L’opposition est particulièrement irritée par la demande, par la CAE, de la levée des sanctions de l’UE qui pèsent sur Bujumbura. « En exigeant de l’Union Européenne qu’elle lève les sanctions contre le régime de Bujumbura, au seul motif que le Burundi fait partie de « la famille EAC », qu’il fallait préalablement consulter, le sommet s’est rendu solidaire des violations massives des droits de l’homme commises par le régime de Bujumbura », poursuit le professeur Charles Nditije, président du CNARED.
Au lieu de lever ces sanctions, cette plateforme de l’opposition demande à l’Union Européenne d’évaluer l’évolution de la situation politico-sécuritaire et des violations des droits de l’Homme au Burundi. «Nous sommes sûrs qu’après cette analyse, les sanctions devraient non seulement être maintenues, mais plutôt renforcées et étendues».

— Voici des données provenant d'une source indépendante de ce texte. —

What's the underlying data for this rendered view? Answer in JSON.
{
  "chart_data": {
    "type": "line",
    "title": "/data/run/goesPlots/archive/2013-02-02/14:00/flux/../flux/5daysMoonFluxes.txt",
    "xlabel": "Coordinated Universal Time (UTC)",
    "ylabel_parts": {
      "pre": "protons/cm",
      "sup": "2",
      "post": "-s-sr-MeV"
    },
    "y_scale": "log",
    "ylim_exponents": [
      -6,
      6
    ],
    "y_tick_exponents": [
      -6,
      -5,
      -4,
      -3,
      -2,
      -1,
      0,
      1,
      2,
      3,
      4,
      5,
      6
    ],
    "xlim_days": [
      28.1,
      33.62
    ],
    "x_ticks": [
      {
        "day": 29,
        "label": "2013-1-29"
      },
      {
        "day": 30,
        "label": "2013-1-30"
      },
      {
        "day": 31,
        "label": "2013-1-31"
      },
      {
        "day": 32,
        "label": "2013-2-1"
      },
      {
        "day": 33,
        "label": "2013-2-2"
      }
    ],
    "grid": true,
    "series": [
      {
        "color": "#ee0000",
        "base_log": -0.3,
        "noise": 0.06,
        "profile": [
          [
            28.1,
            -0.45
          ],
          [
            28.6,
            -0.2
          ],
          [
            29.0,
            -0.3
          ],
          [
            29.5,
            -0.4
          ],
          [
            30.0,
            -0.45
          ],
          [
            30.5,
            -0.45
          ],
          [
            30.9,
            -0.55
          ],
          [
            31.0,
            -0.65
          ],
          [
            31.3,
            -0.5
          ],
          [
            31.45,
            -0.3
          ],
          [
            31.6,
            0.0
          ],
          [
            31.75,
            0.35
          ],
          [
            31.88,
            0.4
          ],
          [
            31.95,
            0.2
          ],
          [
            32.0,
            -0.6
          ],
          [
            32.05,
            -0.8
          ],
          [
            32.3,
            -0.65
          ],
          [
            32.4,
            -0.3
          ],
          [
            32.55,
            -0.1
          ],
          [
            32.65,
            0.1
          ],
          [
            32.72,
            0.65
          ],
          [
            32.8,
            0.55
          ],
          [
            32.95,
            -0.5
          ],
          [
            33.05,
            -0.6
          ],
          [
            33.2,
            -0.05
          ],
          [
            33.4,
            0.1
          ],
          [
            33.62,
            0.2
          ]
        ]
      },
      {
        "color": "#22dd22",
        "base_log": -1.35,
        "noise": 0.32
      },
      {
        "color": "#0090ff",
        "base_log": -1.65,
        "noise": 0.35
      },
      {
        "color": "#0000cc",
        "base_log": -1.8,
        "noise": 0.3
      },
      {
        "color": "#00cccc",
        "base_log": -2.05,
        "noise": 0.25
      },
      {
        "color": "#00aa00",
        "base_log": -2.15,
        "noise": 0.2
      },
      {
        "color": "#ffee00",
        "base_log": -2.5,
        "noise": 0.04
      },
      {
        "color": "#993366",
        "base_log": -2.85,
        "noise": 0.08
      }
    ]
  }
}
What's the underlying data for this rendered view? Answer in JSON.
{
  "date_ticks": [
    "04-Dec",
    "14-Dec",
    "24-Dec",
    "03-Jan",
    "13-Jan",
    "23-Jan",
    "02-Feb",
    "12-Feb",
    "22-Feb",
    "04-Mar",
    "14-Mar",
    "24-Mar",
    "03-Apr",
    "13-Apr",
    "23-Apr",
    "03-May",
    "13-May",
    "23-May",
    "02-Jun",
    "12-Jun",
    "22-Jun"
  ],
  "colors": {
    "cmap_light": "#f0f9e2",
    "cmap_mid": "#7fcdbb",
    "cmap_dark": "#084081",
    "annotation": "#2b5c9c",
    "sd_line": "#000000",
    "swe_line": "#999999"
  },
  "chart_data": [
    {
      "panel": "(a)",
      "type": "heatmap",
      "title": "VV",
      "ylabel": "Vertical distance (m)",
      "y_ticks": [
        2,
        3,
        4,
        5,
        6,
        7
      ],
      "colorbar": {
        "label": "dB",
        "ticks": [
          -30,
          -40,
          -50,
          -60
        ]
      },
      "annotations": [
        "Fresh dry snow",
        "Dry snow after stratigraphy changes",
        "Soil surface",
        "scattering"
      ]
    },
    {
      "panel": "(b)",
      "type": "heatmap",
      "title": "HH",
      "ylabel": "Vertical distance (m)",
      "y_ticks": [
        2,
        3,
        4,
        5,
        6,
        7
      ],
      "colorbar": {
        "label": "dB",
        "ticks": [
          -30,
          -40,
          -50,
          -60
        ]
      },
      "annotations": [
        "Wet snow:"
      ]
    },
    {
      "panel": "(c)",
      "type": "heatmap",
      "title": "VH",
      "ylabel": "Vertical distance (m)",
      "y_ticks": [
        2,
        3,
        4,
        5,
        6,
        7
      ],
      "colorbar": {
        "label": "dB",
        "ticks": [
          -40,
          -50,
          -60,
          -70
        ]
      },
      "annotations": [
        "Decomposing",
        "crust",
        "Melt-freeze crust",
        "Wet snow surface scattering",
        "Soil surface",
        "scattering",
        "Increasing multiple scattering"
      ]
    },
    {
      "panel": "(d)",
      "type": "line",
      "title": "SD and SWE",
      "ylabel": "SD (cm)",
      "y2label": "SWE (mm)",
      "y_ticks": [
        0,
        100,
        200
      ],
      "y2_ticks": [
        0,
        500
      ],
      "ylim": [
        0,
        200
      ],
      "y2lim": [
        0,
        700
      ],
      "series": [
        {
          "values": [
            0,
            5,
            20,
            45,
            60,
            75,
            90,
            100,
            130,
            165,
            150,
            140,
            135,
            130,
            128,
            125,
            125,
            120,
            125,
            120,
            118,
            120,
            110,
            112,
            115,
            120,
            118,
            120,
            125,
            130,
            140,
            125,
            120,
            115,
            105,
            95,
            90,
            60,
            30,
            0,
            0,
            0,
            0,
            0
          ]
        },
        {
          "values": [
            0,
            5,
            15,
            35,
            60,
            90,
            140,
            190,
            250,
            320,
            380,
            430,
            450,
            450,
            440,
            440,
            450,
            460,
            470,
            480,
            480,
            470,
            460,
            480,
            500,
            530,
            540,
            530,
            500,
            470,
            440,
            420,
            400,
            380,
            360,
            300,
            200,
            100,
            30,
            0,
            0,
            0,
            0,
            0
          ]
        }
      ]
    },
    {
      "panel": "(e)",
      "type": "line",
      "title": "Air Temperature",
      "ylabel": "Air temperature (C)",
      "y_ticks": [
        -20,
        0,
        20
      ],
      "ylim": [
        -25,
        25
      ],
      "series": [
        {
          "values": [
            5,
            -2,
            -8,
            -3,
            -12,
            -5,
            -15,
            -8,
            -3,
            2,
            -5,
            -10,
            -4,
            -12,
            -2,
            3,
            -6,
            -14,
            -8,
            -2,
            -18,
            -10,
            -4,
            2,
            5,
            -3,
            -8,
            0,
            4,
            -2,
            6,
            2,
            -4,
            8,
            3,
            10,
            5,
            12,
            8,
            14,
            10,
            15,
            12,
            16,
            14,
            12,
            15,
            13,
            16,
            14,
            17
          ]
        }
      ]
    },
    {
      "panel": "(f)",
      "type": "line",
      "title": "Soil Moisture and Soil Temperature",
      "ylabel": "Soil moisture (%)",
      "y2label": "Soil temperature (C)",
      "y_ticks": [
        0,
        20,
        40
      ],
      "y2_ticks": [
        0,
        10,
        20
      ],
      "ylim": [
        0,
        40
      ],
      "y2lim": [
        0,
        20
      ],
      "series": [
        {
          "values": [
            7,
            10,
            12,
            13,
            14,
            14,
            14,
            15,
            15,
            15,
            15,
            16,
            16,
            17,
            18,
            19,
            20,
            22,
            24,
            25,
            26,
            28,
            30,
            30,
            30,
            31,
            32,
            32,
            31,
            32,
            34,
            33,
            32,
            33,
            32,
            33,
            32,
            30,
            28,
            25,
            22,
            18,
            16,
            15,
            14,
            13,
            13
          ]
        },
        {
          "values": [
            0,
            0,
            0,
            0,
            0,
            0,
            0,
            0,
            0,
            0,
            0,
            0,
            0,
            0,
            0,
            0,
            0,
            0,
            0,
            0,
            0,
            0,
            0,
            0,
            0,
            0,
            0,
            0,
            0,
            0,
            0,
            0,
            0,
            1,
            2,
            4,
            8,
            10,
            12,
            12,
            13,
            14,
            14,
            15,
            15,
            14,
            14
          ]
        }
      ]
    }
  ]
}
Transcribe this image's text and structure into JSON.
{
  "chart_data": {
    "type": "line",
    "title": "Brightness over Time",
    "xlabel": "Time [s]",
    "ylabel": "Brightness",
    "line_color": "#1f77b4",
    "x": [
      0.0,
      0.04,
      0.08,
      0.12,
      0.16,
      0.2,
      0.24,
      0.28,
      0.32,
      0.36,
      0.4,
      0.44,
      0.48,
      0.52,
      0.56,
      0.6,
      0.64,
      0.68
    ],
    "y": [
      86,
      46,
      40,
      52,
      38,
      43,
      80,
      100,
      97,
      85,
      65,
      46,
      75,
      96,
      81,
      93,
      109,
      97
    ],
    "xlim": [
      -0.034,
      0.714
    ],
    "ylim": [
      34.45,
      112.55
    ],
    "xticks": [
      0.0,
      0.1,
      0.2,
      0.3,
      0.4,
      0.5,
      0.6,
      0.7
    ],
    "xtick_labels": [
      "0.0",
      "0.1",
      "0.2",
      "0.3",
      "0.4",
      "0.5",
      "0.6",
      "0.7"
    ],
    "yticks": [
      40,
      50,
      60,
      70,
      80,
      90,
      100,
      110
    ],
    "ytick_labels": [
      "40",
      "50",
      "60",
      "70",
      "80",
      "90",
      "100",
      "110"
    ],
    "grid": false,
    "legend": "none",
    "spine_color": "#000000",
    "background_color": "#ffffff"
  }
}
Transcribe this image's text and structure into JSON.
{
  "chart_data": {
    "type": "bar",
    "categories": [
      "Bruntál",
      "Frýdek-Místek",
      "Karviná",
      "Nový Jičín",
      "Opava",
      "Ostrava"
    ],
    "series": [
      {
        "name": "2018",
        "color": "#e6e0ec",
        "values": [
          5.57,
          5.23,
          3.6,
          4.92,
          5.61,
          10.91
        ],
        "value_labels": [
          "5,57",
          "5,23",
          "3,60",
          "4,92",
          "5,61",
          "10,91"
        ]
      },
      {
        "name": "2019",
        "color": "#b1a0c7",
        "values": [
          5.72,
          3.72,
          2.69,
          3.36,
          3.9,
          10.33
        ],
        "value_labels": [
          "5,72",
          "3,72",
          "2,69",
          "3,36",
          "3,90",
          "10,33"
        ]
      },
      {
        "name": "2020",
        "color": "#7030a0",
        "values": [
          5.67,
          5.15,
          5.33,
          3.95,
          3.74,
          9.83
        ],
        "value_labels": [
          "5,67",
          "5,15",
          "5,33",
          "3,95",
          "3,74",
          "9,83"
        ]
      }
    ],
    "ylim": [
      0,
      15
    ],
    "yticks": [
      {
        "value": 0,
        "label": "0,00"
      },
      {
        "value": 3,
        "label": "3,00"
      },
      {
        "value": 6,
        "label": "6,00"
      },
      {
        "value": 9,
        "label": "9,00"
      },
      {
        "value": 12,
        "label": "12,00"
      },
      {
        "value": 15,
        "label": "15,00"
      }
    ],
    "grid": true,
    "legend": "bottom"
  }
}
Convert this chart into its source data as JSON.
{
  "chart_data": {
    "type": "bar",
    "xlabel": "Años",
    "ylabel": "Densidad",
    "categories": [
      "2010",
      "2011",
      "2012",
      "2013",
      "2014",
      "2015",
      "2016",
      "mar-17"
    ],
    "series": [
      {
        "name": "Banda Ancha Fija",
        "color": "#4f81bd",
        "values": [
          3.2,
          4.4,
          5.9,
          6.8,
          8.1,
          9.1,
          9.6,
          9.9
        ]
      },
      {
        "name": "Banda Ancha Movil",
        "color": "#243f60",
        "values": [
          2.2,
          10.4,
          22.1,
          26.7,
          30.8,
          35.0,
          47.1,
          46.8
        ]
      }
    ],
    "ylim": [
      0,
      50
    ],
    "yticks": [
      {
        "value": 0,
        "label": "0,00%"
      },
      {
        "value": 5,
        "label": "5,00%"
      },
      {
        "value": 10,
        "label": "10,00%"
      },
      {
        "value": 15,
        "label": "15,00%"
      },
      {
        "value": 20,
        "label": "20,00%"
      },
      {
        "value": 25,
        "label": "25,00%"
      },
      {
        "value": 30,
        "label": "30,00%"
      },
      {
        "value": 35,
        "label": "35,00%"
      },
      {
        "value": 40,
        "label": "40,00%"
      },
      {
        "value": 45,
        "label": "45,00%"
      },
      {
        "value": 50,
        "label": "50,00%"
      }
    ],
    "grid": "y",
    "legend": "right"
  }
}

Le CNARED demande spécifiquement à l’Union africaine (UA) et à l’Organisation des Nations unies (ONU) de continuer à suivre de près l’évolution de la situation au Burundi, « qui risque de dégénérer dangereusement dans des violences de masses, comme l’indiquent les rapports les plus fiables des organisations de défenses des droits de l’Homme ».
Au cours du 18eme sommet des chefs d’état membres de la Communauté des Etats d’Afrique de l’Est (CAE), le président ougandais Yoweri Museveni, Médiateur dans la crise burundaise et président en exercice de la CAE, a demandé la levée des sanctions que l’UE a prises contre le Burundi.
«Nous ne voulons pas que l'Union européenne prenne des mesures contre un Etat membre sans discussions avec nous», a-t-il déclaré.
Depuis deux ans, le Burundi est en situation de grave crise politique et sécuritaire, née de la décision du président Pierre Nkurunziza de briguer, en avril 2015, un 3ème mandat présidentiel jugé illégal par l’opposition et la société civile.
Les violences consécutives à cette crise ont déjà fait plus d'un millier de morts et poussé plus de 428.000 personnes à fuir le pays, selon le rapport du Haut commissariat des Nations unies les réfugiés (UNHCR, publié le 15 mai 2017.